Tuesday, November 24, 2009

Breast cancer in developing countries

Cancers don't make top-ten lists of causes of death in poor countries, but that is because even larger numbers of people are killed by infections like diarrhea and TB. Make no mistake, those countries' cancer rates are high, and climbing. (The reasons for rising cancer rates are still unclear. Some think that nocturnal light as a byproduct of development is partly to blame.)

One of the worst offenders is breast cancer, now being called a worldwide epidemic at over a million new cases a year. I spoke last summer with Dr. Fred Okuku, a Ugandan physician who was at Yale learning medical techniques which he later took back to his own country. He told me that 95% of Ugandan women with breast cancer already have Stage IV disease when diagnosed. They notice a lump, then wait an average of two years before seeking treatment.
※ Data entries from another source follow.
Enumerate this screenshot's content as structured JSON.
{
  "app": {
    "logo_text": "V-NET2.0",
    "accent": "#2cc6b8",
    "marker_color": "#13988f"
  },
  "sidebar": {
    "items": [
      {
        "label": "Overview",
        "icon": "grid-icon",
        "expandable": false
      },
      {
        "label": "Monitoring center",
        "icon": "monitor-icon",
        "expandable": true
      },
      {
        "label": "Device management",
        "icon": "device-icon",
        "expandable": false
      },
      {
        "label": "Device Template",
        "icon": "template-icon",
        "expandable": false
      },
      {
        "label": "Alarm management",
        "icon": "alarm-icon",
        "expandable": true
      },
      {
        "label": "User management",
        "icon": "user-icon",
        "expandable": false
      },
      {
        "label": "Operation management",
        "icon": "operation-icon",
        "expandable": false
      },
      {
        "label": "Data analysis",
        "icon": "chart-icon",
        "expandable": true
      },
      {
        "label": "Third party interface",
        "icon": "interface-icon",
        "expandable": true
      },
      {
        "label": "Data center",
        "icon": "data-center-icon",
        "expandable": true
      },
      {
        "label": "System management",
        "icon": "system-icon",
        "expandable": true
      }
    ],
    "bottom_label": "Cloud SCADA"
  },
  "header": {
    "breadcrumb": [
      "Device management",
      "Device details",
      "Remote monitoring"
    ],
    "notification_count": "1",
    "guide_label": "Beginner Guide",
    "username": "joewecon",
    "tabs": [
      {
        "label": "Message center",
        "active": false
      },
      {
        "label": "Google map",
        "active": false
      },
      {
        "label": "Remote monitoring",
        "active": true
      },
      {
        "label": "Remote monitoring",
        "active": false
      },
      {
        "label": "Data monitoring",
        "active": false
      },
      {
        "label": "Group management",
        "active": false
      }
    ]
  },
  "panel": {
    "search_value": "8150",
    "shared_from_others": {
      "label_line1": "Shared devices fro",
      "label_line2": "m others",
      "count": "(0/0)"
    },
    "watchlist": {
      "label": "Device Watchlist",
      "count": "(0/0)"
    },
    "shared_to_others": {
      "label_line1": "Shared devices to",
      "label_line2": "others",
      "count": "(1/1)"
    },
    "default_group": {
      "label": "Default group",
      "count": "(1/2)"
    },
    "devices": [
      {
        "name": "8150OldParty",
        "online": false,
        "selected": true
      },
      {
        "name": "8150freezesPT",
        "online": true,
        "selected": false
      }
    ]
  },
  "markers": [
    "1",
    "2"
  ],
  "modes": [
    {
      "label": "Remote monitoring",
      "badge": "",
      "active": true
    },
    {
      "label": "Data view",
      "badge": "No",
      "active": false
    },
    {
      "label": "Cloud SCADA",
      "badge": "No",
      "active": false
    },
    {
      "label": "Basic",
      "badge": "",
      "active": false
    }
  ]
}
As a result, many patients in Uganda recapitulate the terrible natural history of cancers with a thoroughness most Western doctors haven't seen in many decades. Okuku returned home with a mammography van and an ultrasound machine to try to change the grim statistics. (His colleagues there are well aware of the challenge and have risen to meet it: read on.)

What do doctors have to offer breast cancer patients in low-resource settings? What guidelines are available to those doctors? Which organizations are thinking about this?
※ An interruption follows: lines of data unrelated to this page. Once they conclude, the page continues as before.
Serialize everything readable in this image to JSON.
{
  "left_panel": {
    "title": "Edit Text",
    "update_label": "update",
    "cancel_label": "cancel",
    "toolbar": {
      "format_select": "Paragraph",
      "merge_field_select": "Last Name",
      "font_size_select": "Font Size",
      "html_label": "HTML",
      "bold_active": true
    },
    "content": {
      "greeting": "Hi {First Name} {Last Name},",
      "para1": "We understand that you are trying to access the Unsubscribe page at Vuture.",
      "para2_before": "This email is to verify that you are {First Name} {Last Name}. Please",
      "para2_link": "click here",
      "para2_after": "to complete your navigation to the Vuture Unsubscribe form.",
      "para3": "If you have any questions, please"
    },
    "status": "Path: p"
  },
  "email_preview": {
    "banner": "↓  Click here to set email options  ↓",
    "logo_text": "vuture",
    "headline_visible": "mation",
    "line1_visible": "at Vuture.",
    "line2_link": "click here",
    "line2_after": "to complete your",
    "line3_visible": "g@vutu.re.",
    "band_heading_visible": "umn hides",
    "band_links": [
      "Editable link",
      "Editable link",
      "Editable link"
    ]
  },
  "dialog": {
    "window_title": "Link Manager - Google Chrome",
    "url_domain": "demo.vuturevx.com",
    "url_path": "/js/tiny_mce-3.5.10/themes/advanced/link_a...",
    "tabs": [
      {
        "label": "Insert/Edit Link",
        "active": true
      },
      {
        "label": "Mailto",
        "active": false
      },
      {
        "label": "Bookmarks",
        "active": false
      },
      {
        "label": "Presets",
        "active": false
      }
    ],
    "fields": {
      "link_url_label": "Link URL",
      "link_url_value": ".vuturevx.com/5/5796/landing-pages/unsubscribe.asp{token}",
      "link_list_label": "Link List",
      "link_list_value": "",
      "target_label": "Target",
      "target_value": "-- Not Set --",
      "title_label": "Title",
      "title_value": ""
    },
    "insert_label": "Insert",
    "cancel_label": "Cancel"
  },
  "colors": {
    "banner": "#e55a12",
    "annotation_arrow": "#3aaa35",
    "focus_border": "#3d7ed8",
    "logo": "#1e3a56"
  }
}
Breast Health Global Initiative: Their 2008 Guideline implementation for breast healthcare in low-income and middle-income countries looks to be practical and comprehensive. They certainly know the need for such a guideline: "In high-resource countries, evidence-based guidelines...are resource neutral, they fail to consider variable resource distributions where overall standards of living are high, and they fail to recognize ubiquitous deficits in infrastructure and resources in LMCs. Moreover, they do not consider implementation costs or provide guidance on how a suboptimal system can be improved incrementally toward an optimal system. Such guidelines defining optimal breast care and services...have limited use in resource-constrained countries, and there is a need for resource-based guidance related to strategies for reducing the burden of breast cancer for settings in which optimal care is not feasible." 

Breast Surgery International: a group of surgeons interested in breast cancer in developing countries. Their 2002 paper is a summary of the breast cancer situation in Malaysia, South Africa, and Nigeria. It stops short of offering firm clinical guidelines. 
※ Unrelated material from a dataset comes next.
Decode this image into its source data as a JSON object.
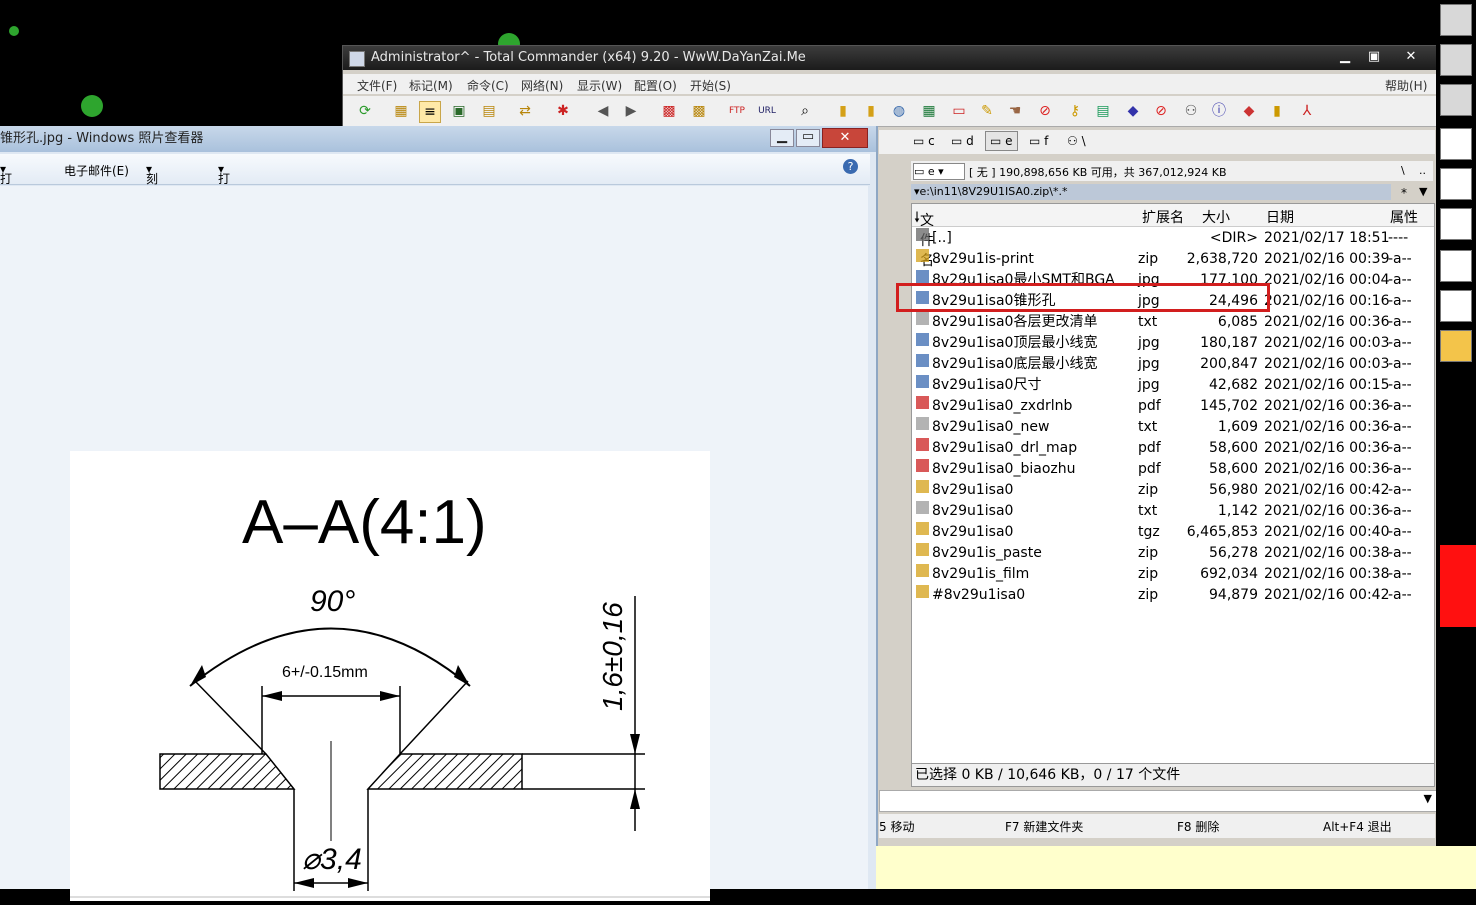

The Uganda Cancer Working Group, a group of Ugandan physicians based at Makarere Medical School in Kampala (Fred Okuku's school) in 2008 published a second edition of a set of guidelines for managing breast cancer in that country. (The first edition, report the authors, was well-received and heavily cited.) Interestingly, these guidelines emphasize breast self-examination while acknowledging that such measures are no longer being pushed in developing countries. What works in one context does not necessarily work in another.

Non-free journal articles on this topic include a set of guidelines from Stanford physicians, a review of treatment trends in the Arab world from the American University of Beirut, and a discussion of breast-conservation strategies in the developing world from Banaras Hindu University. Those with access to Breast Journal can find a number of relevant articles, including an article analyzing testimonials from patients in limited-resource countries which found several themes: "1) the experiences and fears of breast cancer survivors, 2) beliefs and taboos about breast cancer that hinder awareness programs and treatment, 3) the need for public education and breast cancer awareness programs in countries with limited resources, 4) difficulty in translating the concept and ethos of advocacy into many languages, and 5) the experiences in establishing and maintaining advocacy groups to promote breast cancer awareness and to inform public policy."

1 comment:

  1. This is a terrific idea for a blog - a kind of clearinghouse, an opinionated and well-written one, for low-resource medicine.